以下は役者さんの感想を初役の方を中心に簡単に。

相葉アルフ。現役アンジョルラスということで、お歌は上手くて歌声も力強いです。アルフレートとしては少しだけオツムと人生経験の足りない感じを軽妙に演じていましたが、個人の色が出るのはまだこれから、な感じです。

初代サラ、大塚千弘さんのマグダ。前半が実に小悪魔な感じで可愛らしくて、何ならいつでもサラに復帰してくれて良いのよ、と言いたくなるぐらいでしたが、後半では一変。恐らくサラとの違いを際立たせるためだと推測しますが、何もあそこまでホラーな佇まいにならなくても……。せめてエンディングやカテコでは可愛いマグダに戻って欲しいのになあ、と思いながら見ていました。

植原ヘルベルト。お笑い要素よりもビジュアル系要素の強いヘルちゃんは久しぶりになります。初演の吉野圭吾さんは最早レジェンドなので別格ですが、植原ヘルも見た目をかなり妖艶に作り込んでいて、すらりと美しかったです。

そして。4年ぶりの再会となった山口伯爵!

伯爵は実に華麗でなまめかしく、歌声の張りも抜群でした。13年前の初演時から、再演を重ねるごとに若返り、美しさが増しているようにお見受けします。

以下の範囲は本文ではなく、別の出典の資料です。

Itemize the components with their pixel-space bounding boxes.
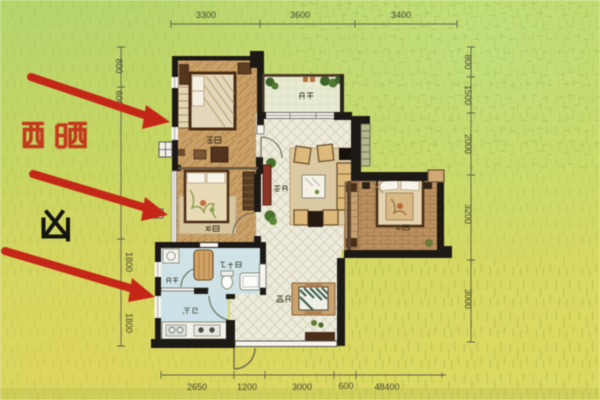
svg-text:800: 800 <box>463 54 473 69</box>
svg-text:3000: 3000 <box>292 382 312 392</box>
svg-text:1500: 1500 <box>463 85 473 105</box>
svg-text:3300: 3300 <box>196 10 216 20</box>
svg-text:3400: 3400 <box>391 10 411 20</box>
svg-text:3600: 3600 <box>290 10 310 20</box>
svg-text:1800: 1800 <box>124 252 134 272</box>
svg-text:3000: 3000 <box>463 289 473 309</box>
svg-text:48400: 48400 <box>374 382 399 392</box>
svg-text:600: 600 <box>338 381 353 391</box>
svg-text:800: 800 <box>114 58 124 73</box>
svg-text:3200: 3200 <box>463 204 473 224</box>
svg-text:2000: 2000 <box>463 134 473 154</box>
svg-text:1200: 1200 <box>237 382 257 392</box>
svg-text:2650: 2650 <box>187 382 207 392</box>
svg-text:1800: 1800 <box>124 313 134 333</box>
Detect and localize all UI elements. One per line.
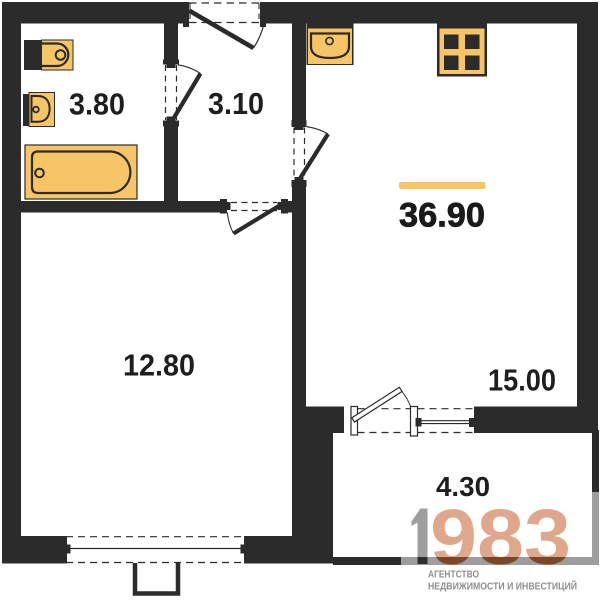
svg-text:12.80: 12.80 [123,348,195,383]
svg-text:983: 983 [430,493,571,581]
svg-text:3.80: 3.80 [69,87,125,122]
svg-text:36.90: 36.90 [399,197,485,235]
svg-text:НЕДВИЖИМОСТИ И ИНВЕСТИЦИЙ: НЕДВИЖИМОСТИ И ИНВЕСТИЦИЙ [428,580,577,593]
svg-text:АГЕНТСТВО: АГЕНТСТВО [428,569,479,581]
svg-text:3.10: 3.10 [208,86,264,121]
svg-text:15.00: 15.00 [488,363,556,398]
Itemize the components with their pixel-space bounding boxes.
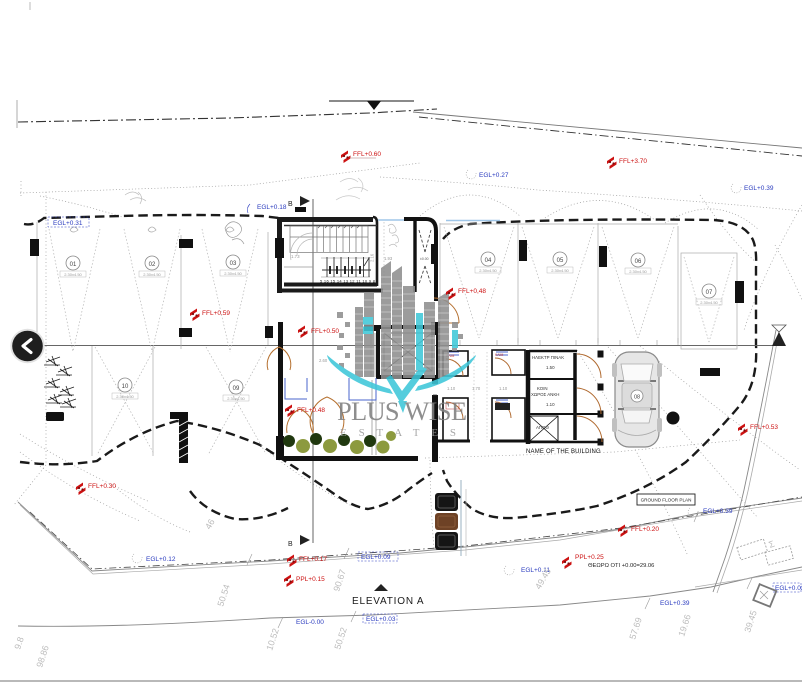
svg-text:PPL+0.15: PPL+0.15	[296, 576, 325, 583]
svg-text:01: 01	[70, 262, 77, 268]
svg-text:GROUND FLOOR PLAN: GROUND FLOOR PLAN	[641, 498, 692, 503]
svg-text:FFL+0.50: FFL+0.50	[311, 328, 339, 335]
svg-text:ELEVATION A: ELEVATION A	[352, 596, 424, 607]
svg-text:EGL+0.03: EGL+0.03	[366, 616, 396, 623]
svg-text:FFL+3.70: FFL+3.70	[619, 158, 647, 165]
svg-text:2.30x4.50: 2.30x4.50	[551, 268, 569, 273]
svg-text:FFL+0.20: FFL+0.20	[631, 526, 659, 533]
svg-text:EGL+0.02: EGL+0.02	[775, 585, 802, 592]
svg-text:03: 03	[230, 261, 237, 267]
svg-text:PPL+0.25: PPL+0.25	[575, 554, 604, 561]
svg-text:PLUS WISE: PLUS WISE	[337, 396, 467, 426]
svg-text:2.30x4.50: 2.30x4.50	[143, 272, 161, 277]
svg-text:FFL+0.17: FFL+0.17	[299, 556, 327, 563]
svg-text:1.73: 1.73	[291, 254, 300, 259]
svg-text:EGL+0.39: EGL+0.39	[703, 508, 733, 515]
svg-text:02: 02	[149, 262, 156, 268]
svg-text:2.30x4.50: 2.30x4.50	[116, 394, 134, 399]
svg-text:ΧΩΡΟΣ ΑΝΚΗ: ΧΩΡΟΣ ΑΝΚΗ	[531, 392, 559, 397]
svg-text:ΘΕΩΡΩ ΟΤΙ +0.00=29.06: ΘΕΩΡΩ ΟΤΙ +0.00=29.06	[588, 563, 654, 569]
svg-text:1.10: 1.10	[447, 386, 456, 391]
svg-text:2.30x4.50: 2.30x4.50	[64, 272, 82, 277]
svg-text:2.30x4.50: 2.30x4.50	[479, 268, 497, 273]
svg-text:FFL+0,48: FFL+0,48	[458, 288, 486, 295]
svg-text:FFL+0.48: FFL+0.48	[297, 407, 325, 414]
svg-text:±0.00: ±0.00	[420, 257, 429, 261]
svg-text:10: 10	[122, 384, 129, 390]
svg-text:ΚΟΙΝ: ΚΟΙΝ	[537, 386, 548, 391]
svg-text:09: 09	[233, 386, 240, 392]
svg-text:2.30x4.50: 2.30x4.50	[224, 271, 242, 276]
svg-text:ESTATES: ESTATES	[340, 427, 466, 439]
svg-text:B: B	[288, 541, 293, 548]
svg-text:EGL+0.12: EGL+0.12	[146, 556, 176, 563]
svg-text:1.93: 1.93	[384, 256, 393, 261]
svg-text:FFL+0.30: FFL+0.30	[88, 483, 116, 490]
svg-text:EGL+0.09: EGL+0.09	[361, 554, 391, 561]
svg-text:08: 08	[634, 395, 640, 401]
svg-text:ΗΛΕΚΤΡ ΠΙΝΑΚ: ΗΛΕΚΤΡ ΠΙΝΑΚ	[532, 355, 564, 360]
svg-text:EGL+0.31: EGL+0.31	[53, 220, 83, 227]
svg-text:NAME OF THE BUILDING: NAME OF THE BUILDING	[526, 449, 601, 455]
svg-text:2.30x4.50: 2.30x4.50	[227, 396, 245, 401]
svg-text:1.10: 1.10	[499, 386, 508, 391]
svg-text:EGL-0.00: EGL-0.00	[296, 619, 324, 626]
svg-text:FFL+0.60: FFL+0.60	[353, 151, 381, 158]
svg-text:2.30x4.50: 2.30x4.50	[700, 300, 718, 305]
svg-text:EGL+0.27: EGL+0.27	[479, 172, 509, 179]
svg-text:FFL+0.59: FFL+0.59	[202, 310, 230, 317]
svg-text:1.10: 1.10	[546, 402, 555, 407]
svg-text:1.50: 1.50	[546, 365, 555, 370]
svg-text:04: 04	[485, 258, 492, 264]
svg-text:ΑΠΟΘ: ΑΠΟΘ	[536, 425, 550, 430]
svg-text:EGL+0.39: EGL+0.39	[660, 600, 690, 607]
svg-text:2.60: 2.60	[319, 358, 328, 363]
svg-text:06: 06	[635, 259, 642, 265]
svg-text:2.30x4.50: 2.30x4.50	[629, 269, 647, 274]
svg-text:FFL+0.53: FFL+0.53	[750, 424, 778, 431]
svg-text:2.16: 2.16	[370, 253, 375, 262]
svg-text:EGL+0.39: EGL+0.39	[744, 185, 774, 192]
svg-text:1.70: 1.70	[472, 386, 481, 391]
svg-text:07: 07	[706, 290, 713, 296]
svg-text:5 16 15 14 13 12 11 10 9 8: 5 16 15 14 13 12 11 10 9 8	[320, 279, 376, 284]
svg-text:B: B	[288, 201, 293, 208]
svg-text:05: 05	[557, 258, 564, 264]
svg-text:EGL+0.18: EGL+0.18	[257, 204, 287, 211]
svg-text:ΚΛΙΜ: ΚΛΙΜ	[495, 353, 503, 357]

また、「抑えがたき欲望」での、森山影伯爵のダンスとのシンクロが、今までになく素晴らしかったと思います。この場面ではもちろん、山口伯爵と森山影伯爵は互いにアクションを交わし合うわけではないので、「息の合った演技」という言い方が適切なのかは分かりませんが、まさに2人が一体となって、クロロック伯爵という異形の者の複雑な内面世界を舞台上に見事に体現していました。

森山影伯爵をはじめとするダンサーズの振り付け等には大きい変更なし、と書きましたが、文字通りヴァンパイアたちのダンスがTdVの世界観の重要な一翼を担っていて、前回公演までの積み重ねでダンスはある程度完成されているのであえていじる必要もない、ということなのかも知れません。

しかし、カーテンコールでの客席用振り付けは、多分毎回見直しが加えられています。事前に公式動画でも拡散された振り付けは今回も、客席側での真似のしやすさと、長時間の観劇で固まった身体を動かすことの心地よさとを両立させたものになっており、存分に楽しむことができました。このために、動画でも使われていた真っ赤なハンカチを手作りして(布地を切って糊で貼っただけですが)持参した甲斐がありました!

次回の観劇は9日昼の予定。サラと影伯爵は今回と一緒で、アルフレートだけが異なります。東さんはほかの演目も含めて全く初見なので楽しみにしています。

初日前から休演者が出ているハードな演目ですが、どうぞカンパニーの皆さまが帝劇千穐楽、そして地方公演を経て1月の大阪大千穐楽まで無事に完走されますよう、お祈り申し上げております。